L’Art est sa vie et son sang « L’Art et ma vie sont deux choses indissociables. Je ne peux laisser l’Art pour autre chose. » Il a connu des moments de galère comme tout artiste « j’ai beaucoup souffert dans ce métier. Je sais ce que c’est que créer une œuvre et crever de faim à côté. J’avais aussi eu des propositions très alléchantes dans d’autres domaines d’activité ; je pouvais les accepter en abandonnant l’Art et gagner beaucoup d’argent. La question est de savoir si je serai heureux… Je ne peux pas non plus dire que je suis aujourd’hui satisfait financièrement dans l’Art. Je ne vis pas de mon Art mais je remercie le Seigneur, je ne suis plus à mes débuts. »

 Espoir Fadu parle de sa réussite et de son échec

Cet admirateur de Paul Ahyi, Jimi Hope, Michel Adayi , Romuald Hazoumé et de Picasso est aujourd’hui un « artiste confirmé » et aussi un promoteur artistique et artisanal. Il a fait de l’art et de l’artisanat une véritable entreprise en mettant sur pied une société qui intervient dans le domaine du bâtiment, de la publicité, de la décoration intérieure et d’entretien de locaux ; car qui parle de la beauté parle aussi de la propreté. « Mon art est d’abord un don, ce serait un péché de ma part de ne pas le partager avec les autres. Je suis directeur général d’une société qui est au Bénin et dont nous venons d’installer un bureau au Togo grâce à l’Art. » Il a obtenu plusieurs prix dans le domaine de l’art plastique. « J’ai été sélectionné par le Centre Social SOS d’Abomey Calavi au Bénin pour être formateur agréé dans le cadre du renforcement des capacités des maîtres artisans. Le Centre Panafricain de Prospective Sociale, partenaire opérationnel du HCR-Bénin m’a également fait appel pour former certains réfugiés. En 2004, une structure européenne m’a choisi pour représenter le Bénin et le Togo pour le Commerce équitable dans le secteur de l’artisanat.
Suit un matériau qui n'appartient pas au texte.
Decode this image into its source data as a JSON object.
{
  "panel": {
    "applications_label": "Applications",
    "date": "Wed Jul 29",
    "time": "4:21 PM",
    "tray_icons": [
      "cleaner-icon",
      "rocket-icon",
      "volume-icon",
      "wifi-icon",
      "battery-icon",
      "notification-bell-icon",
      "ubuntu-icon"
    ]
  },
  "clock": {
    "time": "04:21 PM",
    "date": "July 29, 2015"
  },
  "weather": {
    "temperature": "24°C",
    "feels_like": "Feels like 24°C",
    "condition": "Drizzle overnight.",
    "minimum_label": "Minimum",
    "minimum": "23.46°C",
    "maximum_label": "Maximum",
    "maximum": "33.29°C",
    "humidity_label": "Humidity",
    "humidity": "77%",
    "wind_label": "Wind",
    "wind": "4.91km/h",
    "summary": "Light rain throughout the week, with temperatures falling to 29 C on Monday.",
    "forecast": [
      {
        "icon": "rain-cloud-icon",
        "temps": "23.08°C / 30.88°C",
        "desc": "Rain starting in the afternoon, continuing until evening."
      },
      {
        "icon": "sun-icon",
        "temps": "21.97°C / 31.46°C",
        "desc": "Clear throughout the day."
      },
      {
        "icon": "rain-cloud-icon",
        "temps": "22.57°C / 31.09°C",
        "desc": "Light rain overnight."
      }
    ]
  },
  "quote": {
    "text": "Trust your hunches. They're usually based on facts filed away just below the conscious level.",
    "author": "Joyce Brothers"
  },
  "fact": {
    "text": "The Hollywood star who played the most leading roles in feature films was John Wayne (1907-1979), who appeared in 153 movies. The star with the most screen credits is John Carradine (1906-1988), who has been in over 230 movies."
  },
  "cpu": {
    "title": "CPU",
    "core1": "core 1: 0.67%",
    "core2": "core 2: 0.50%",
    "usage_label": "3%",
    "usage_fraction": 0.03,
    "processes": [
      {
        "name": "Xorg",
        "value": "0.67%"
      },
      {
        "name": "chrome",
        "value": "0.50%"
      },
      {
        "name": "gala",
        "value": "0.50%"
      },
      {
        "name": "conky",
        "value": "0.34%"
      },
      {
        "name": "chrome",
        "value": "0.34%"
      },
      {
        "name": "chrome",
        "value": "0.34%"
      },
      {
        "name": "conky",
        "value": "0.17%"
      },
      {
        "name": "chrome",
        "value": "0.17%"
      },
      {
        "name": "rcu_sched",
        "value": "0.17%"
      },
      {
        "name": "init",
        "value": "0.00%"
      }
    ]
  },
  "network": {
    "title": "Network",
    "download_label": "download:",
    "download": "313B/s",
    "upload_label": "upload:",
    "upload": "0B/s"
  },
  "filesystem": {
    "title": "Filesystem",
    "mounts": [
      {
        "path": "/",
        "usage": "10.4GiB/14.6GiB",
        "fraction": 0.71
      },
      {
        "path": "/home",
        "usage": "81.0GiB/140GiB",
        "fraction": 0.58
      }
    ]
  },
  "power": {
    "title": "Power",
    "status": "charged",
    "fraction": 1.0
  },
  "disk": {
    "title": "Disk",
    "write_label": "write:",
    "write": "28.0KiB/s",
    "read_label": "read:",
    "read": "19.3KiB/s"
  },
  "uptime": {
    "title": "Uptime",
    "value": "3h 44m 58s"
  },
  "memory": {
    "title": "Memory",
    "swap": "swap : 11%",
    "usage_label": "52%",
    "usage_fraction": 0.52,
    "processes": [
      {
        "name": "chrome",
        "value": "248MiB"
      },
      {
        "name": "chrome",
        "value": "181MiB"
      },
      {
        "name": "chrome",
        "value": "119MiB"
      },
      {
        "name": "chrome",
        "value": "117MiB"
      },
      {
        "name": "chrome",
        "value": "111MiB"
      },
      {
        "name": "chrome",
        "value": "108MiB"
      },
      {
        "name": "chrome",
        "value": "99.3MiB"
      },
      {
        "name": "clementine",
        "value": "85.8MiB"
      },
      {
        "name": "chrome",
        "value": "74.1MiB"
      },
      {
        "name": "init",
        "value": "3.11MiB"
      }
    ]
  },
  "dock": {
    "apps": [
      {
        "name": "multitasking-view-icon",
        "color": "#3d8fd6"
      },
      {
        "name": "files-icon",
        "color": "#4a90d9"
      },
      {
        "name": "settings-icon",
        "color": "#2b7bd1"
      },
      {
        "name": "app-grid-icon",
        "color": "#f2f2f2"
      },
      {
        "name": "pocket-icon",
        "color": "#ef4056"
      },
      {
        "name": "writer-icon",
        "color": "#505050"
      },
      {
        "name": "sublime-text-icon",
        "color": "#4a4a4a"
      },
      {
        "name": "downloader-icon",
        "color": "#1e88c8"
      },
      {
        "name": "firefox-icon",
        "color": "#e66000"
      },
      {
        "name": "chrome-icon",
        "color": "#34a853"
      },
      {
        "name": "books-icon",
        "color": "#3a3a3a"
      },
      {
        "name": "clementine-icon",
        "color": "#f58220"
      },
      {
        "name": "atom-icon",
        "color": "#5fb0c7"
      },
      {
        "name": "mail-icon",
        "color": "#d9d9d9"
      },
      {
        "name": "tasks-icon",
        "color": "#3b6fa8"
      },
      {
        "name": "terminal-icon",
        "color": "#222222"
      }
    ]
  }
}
En 2005, deux de mes collaborateurs artistes avaient gagné les premier et deuxième prix du SNAB (Salon National des Artisans du Bénin) dans le domaine de l’art et la décoration. Je rends grâce à Dieu, car c’est ma modeste façon de participer à la promotion de ce secteur. » Comme échec, j’avais reçu une commande auprès d’une société au Togo. J’étais au Bénin, je ne pouvais pas descendre à Lomé pour des raisons de santé. J’avais confié le travail à mes collaborateurs et le travail a été bâclé. Cela a été une grande honte pour moi. Mais vous savez, mon plus grand échec, c’est de voir encore des frères et sœurs artistes et artisans souffrir, et vivre au seuil de la pauvreté sans que je puisse leur apporter grand-chose.

 « Commerce équitable dans le domaine de l’artisanat et développement socio-économique»

 On entend par « Commerce équitable », un moyen d’équilibrer les échanges entre les pays du Nord et ceux du Sud. Certains artistes plasticiens s’organisent en association, en réseau afin de pouvoir remplir les critères du « commerce équitable ». D’autres sont déjà partenaires de ce commerce. Par contre, il y a aussi beaucoup qui n’ont aucune information là-dessus. Un travail d’information et de sensibilisation se fait par les gouvernements et les ONG en Afrique. C’est l’exemple de la CERAD internationale (ONG togolaise qui appuie les artisans) et qui travaille beaucoup avec les artistes plasticiens sur cette thématique au Togo, au Bénin, au Ghana …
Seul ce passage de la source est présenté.